This technology makes shortwave infrared cameras affordable for the autonomous vehicle market, potentially boosting road safety significantly.
When a self-driving Uber struck and killed a pedestrian in Tempe, Arizona in 2018, it marked the first time autonomous vehicle technology was involved in a fatality and set off warning bells across the nascent industry.
Industry insiders and concerned legislators asked: Are self-driving cars ready to be tested on real streets? How can the technology be improved to avoid devastating collisions?
Self-driving cars “see” through a variety of high-tech cameras and sensors attached to the vehicle. But even the best cameras can get tripped up in dark or inclement conditions.
Israeli startup TriEye is bringing to the consumer car market a dashboard-mounted SWIR (shortwave infrared) camera that can successfully navigate through snow, fog, dust and rain.
SWIR cameras have been around for several decades, deployed primarily in the military. “But they were too expensive to be used in mass-market applications,” Ziv Livne, TriEye’s VP of product and business development, tells ISRAEL21c.

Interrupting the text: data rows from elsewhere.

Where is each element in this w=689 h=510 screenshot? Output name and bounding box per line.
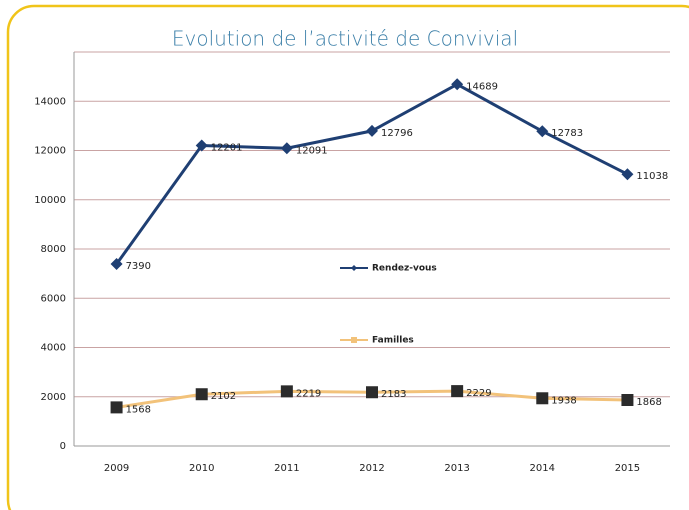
data-label: 2229 [466,388,491,399]
data-point [195,388,208,401]
data-point [280,385,293,398]
y-tick-label: 0 [60,441,66,452]
data-point [280,142,293,155]
x-tick-label: 2015 [615,463,640,474]
legend-label: Rendez-vous [372,264,437,274]
x-tick-label: 2014 [530,463,555,474]
data-point [366,124,378,137]
x-tick-label: 2012 [359,463,384,474]
data-point [451,78,464,91]
y-tick-label: 2000 [41,392,66,403]
data-label: 12783 [551,128,583,139]
data-label: 11038 [636,171,668,182]
data-label: 7390 [126,261,151,272]
data-point [536,392,549,405]
data-point [110,258,123,271]
x-tick-label: 2010 [189,463,214,474]
data-label: 2102 [211,391,236,402]
chart-title: Evolution de l’activité de Convivial [172,27,518,51]
data-label: 1868 [636,397,661,408]
data-label: 12796 [381,128,413,139]
data-point [366,386,378,399]
data-label: 14689 [466,81,498,92]
data-label: 2183 [381,389,406,400]
data-label: 2219 [296,388,321,399]
data-point [621,394,634,407]
data-point [621,168,634,181]
data-point [110,401,123,414]
legend-marker [351,337,357,343]
data-label: 1938 [551,395,576,406]
y-tick-label: 14000 [34,96,66,107]
data-point [451,385,464,398]
y-tick-label: 6000 [41,293,66,304]
y-tick-label: 8000 [41,244,66,255]
data-label: 12201 [211,143,243,154]
x-tick-label: 2011 [274,463,299,474]
frame [6,4,689,510]
y-tick-label: 10000 [34,195,66,206]
y-tick-label: 4000 [41,343,66,354]
x-tick-label: 2009 [104,463,129,474]
data-point [536,125,549,138]
x-tick-label: 2013 [444,463,469,474]
legend-label: Familles [372,336,414,346]
data-label: 12091 [296,145,328,156]
legend-marker [351,265,357,271]
data-label: 1568 [126,404,151,415]
y-tick-label: 12000 [34,146,66,157]
data-point [195,139,208,152]
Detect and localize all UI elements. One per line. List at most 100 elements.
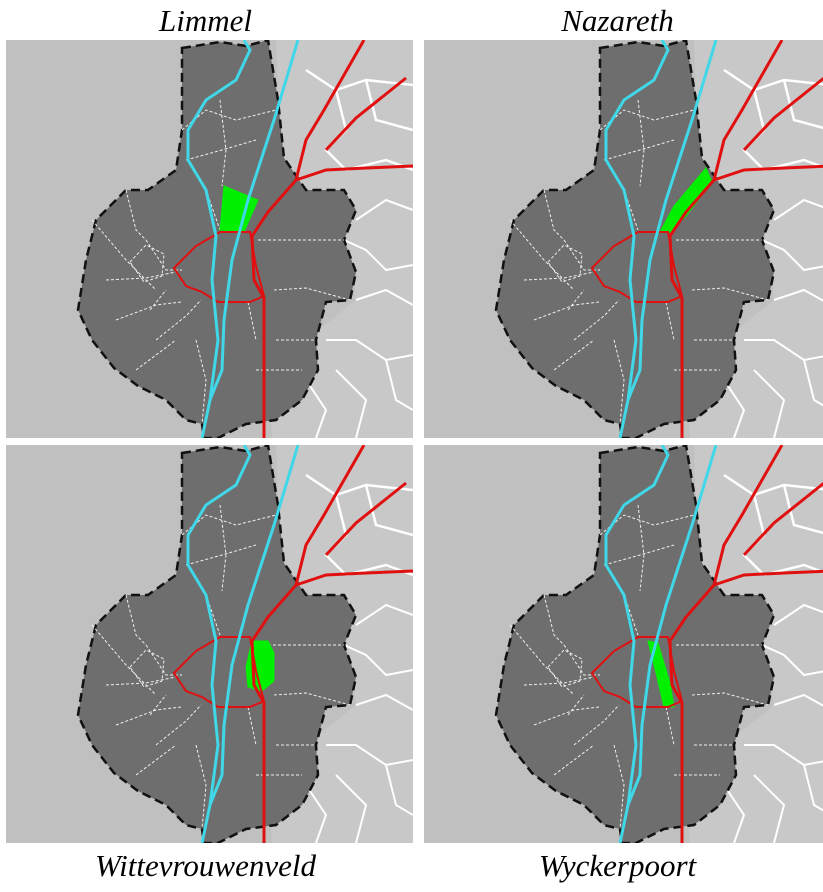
neighbourhood-boundary xyxy=(91,624,157,696)
road xyxy=(713,569,823,587)
neighbourhood-boundary xyxy=(523,676,595,686)
outer-boundary-line xyxy=(335,369,368,438)
road xyxy=(295,569,413,587)
road xyxy=(668,40,784,438)
neighbourhood-boundary xyxy=(155,299,202,341)
road xyxy=(324,76,407,152)
neighbourhood-boundary xyxy=(533,706,600,726)
neighbourhood-boundary xyxy=(247,301,257,341)
neighbourhood-boundary xyxy=(543,594,565,646)
outer-boundary-line xyxy=(782,79,823,130)
outer-boundary-line xyxy=(364,79,413,132)
neighbourhood-boundary xyxy=(509,624,575,696)
neighbourhood-boundary xyxy=(523,271,595,281)
neighbourhood-boundary xyxy=(149,694,167,716)
outer-boundary-line xyxy=(305,473,413,497)
neighbourhood-boundary xyxy=(691,287,769,301)
outer-boundary-line xyxy=(761,644,823,677)
outer-boundary-line xyxy=(753,774,786,843)
neighbourhood-boundary xyxy=(155,704,202,746)
neighbourhood-boundary xyxy=(637,99,645,187)
neighbourhood-boundary xyxy=(115,706,182,726)
outer-boundary-line xyxy=(326,744,413,767)
neighbourhood-boundary xyxy=(563,239,600,271)
river-maas xyxy=(604,40,670,438)
neighbourhood-boundary xyxy=(573,704,620,746)
road xyxy=(295,164,413,182)
neighbourhood-boundary xyxy=(509,219,575,291)
caption-nazareth: Nazareth xyxy=(561,3,674,38)
neighbourhood-boundary xyxy=(533,301,600,321)
river-maas xyxy=(604,445,670,843)
neighbourhood-boundary xyxy=(185,139,257,161)
neighbourhood-boundary xyxy=(185,544,257,566)
neighbourhood-boundary xyxy=(273,287,351,301)
neighbourhood-boundary xyxy=(637,504,645,592)
road xyxy=(742,76,823,152)
neighbourhood-boundary xyxy=(543,189,565,241)
neighbourhood-boundary xyxy=(195,744,207,830)
outer-boundary-line xyxy=(723,68,823,92)
outer-boundary-line xyxy=(326,339,413,362)
river-maas-east xyxy=(208,445,300,806)
neighbourhood-boundary xyxy=(145,644,182,676)
neighbourhood-boundary xyxy=(247,706,257,746)
river-maas xyxy=(186,445,252,843)
outer-boundary-line xyxy=(803,359,823,407)
outer-boundary-line xyxy=(753,369,786,438)
outer-boundary-line xyxy=(773,693,823,707)
river-maas xyxy=(186,40,252,438)
outer-boundary-line xyxy=(773,288,823,302)
neighbourhood-boundary xyxy=(195,339,207,425)
river-maas-east xyxy=(208,40,300,401)
caption-wittevrouwenveld: Wittevrouwenveld xyxy=(95,848,316,883)
neighbourhood-boundary xyxy=(105,271,177,281)
neighbourhood-boundary xyxy=(603,139,675,161)
outer-boundary-line xyxy=(385,764,413,816)
outer-boundary-line xyxy=(364,484,413,537)
neighbourhood-boundary xyxy=(691,692,769,706)
outer-municipalities xyxy=(268,445,413,843)
map-panel-wyckerpoort xyxy=(424,445,823,843)
neighbourhood-boundary xyxy=(603,544,675,566)
outer-boundary-line xyxy=(343,644,413,677)
outer-boundary-line xyxy=(355,198,413,221)
neighbourhood-boundary xyxy=(553,339,595,371)
outer-boundary-line xyxy=(723,379,746,438)
outer-boundary-line xyxy=(773,603,823,626)
caption-wyckerpoort: Wyckerpoort xyxy=(538,848,697,883)
highlighted-neighbourhood xyxy=(647,640,675,708)
neighbourhood-boundary xyxy=(665,706,675,746)
outer-boundary-line xyxy=(782,484,823,535)
neighbourhood-boundary xyxy=(125,594,147,646)
outer-boundary-line xyxy=(305,68,413,92)
neighbourhood-boundary xyxy=(567,289,585,311)
neighbourhood-boundary xyxy=(149,289,167,311)
outer-boundary-line xyxy=(343,239,413,272)
outer-boundary-line xyxy=(355,603,413,626)
neighbourhood-boundary xyxy=(613,339,625,425)
neighbourhood-boundary xyxy=(665,301,675,341)
outer-boundary-line xyxy=(385,359,413,411)
outer-boundary-line xyxy=(803,764,823,812)
road xyxy=(713,164,823,182)
neighbourhood-boundary xyxy=(567,694,585,716)
neighbourhood-boundary xyxy=(91,219,157,291)
neighbourhood-boundary xyxy=(145,239,182,271)
map-panel-wittevrouwenveld xyxy=(6,445,413,843)
neighbourhood-boundary xyxy=(135,339,177,371)
neighbourhood-boundary xyxy=(613,744,625,830)
caption-limmel: Limmel xyxy=(159,3,252,38)
road xyxy=(668,445,784,843)
neighbourhood-boundary xyxy=(273,692,351,706)
outer-boundary-line xyxy=(723,784,746,843)
road xyxy=(250,40,366,438)
neighbourhood-boundary xyxy=(219,504,227,592)
map-panel-nazareth xyxy=(424,40,823,438)
outer-municipalities xyxy=(268,40,413,438)
outer-municipalities xyxy=(686,445,823,843)
outer-boundary-line xyxy=(723,473,823,497)
road xyxy=(250,445,366,843)
river-maas-east xyxy=(626,445,718,806)
neighbourhood-boundary xyxy=(135,744,177,776)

TriEye’s technology is based on 10 years of research conducted by Prof. Uriel Levy, head of the nano-photonic lab in the department of applied physics at the Hebrew University of Jerusalem.
Levy had been looking for ways to bring the price of SWIR cameras down by getting them to work using CMOS semiconductors. Those are the kinds of silicon chips used by most digital cameras today, rather than the much more expensive semiconductor technology – it’s called InGaAs – powering most SWIR cameras.
InGaAs stands for indium gallium arsenide, a chemical compound that doesn’t occur naturally in nature. That makes it harder to manufacture and commercialize. As a result, even a low-resolution InGaAs-based SWIR camera can cost over $20,000.
Putting a SWIR camera on a CMOS semiconductor reduces cost “by a factor of 1,000,” Livne explains. Levy’s student Avi Barkal saw the commercial opportunities and founded TriEye in 2016 with Omer Kapach as VP R&D and Levy as chief technology officer.
They attracted interest from high-profile investors such as Intel Capital, Marius Nacht (a cofounder of Check Point Software) and Grove Venture’s Dov Moran, inventor of the USB flash drive and TriEye’s chairman of the board. As of May, TriEye has raised $17 million.
The White Cardboard Test
The company is starting with a focus on the automotive industry, but its technology could work in other areas, including industrial, security and optical inspection. SWIR cameras can see things you can’t with your own eyes, even in bad weather or with obstructions.
TriEye showed ISRAEL21c a demo of its technology at the recent Ecomotion smart mobility conference in Tel Aviv.
A SWIR camera and a regular store-bought camera were set up to focus on a toy car. The images from both cameras were projected on screens above the demonstration. A piece of thick white cardboard was then placed in front of the cameras. The regular camera went blank, but the SWIR camera still showed the car – a little blurry but clearly visible.
TriEye pairs the high resolution of its SWIR camera with artificial intelligence algorithms.
“The AI can easily understand whether it’s seeing a car, a truck or a pedestrian,” Livne says. “We don’t have to drive around and collect millions of images in order to re-annotate them.”
Cameras for autonomous vehicles have become something of a cottage industry in Israel. ISRAEL21c has written about several of these companies.
Innoviz makes laser-based LiDAR (“light detection and ranging”) cameras for self-driving cars. Oryx Vision uses micro-antennas to detect light waves as a higher-end alternative to LiDAR. Autotalks can send a collision alert message around a corner to another car or motorcycle when there’s no image possible. Vayyar uses sensors instead of cameras to reduce potential crashes.
And then there’s Mobileye, Israel’s grandfather of cameras for cars, with its ubiquitous beeps warning drivers when they’re getting too close to the next vehicle.
What makes TriEye better than the competition? “We don’t like to say we’re better than this one or that one. All the sensors are important,” Livne replies.
However, he continued, “For the problem we’re solving – the low-visibility challenge – the sensors we have today don’t get enough resolution and contrast and understanding of the scene to make reliable driving decisions.”
That wasn’t the problem in Tempe when that self-driving Uber killed Elaine Herzberg as she was pushing a bicycle across a four-lane highway. The weather was clear and visibility was fine.
Uber had deactivated the car’s emergency braking system to make for a smoother ride, and the car’s software – which noticed Herzberg a full six seconds before impact – malfunctioned and read her shape as benign. Even worse, the human “backup” driver was not watching the road.
But it is true that low visibility and bad weather account for 21 percent of vehicle crashes in the US – a total of 1.2 million collisions per year. If TriEye can play a small part in bringing that number down, Livne will be satisfied.
“We like to wake up in the morning and feel like we’re actually saving lives,” he says.
The company aims to release its product to the market by 2020.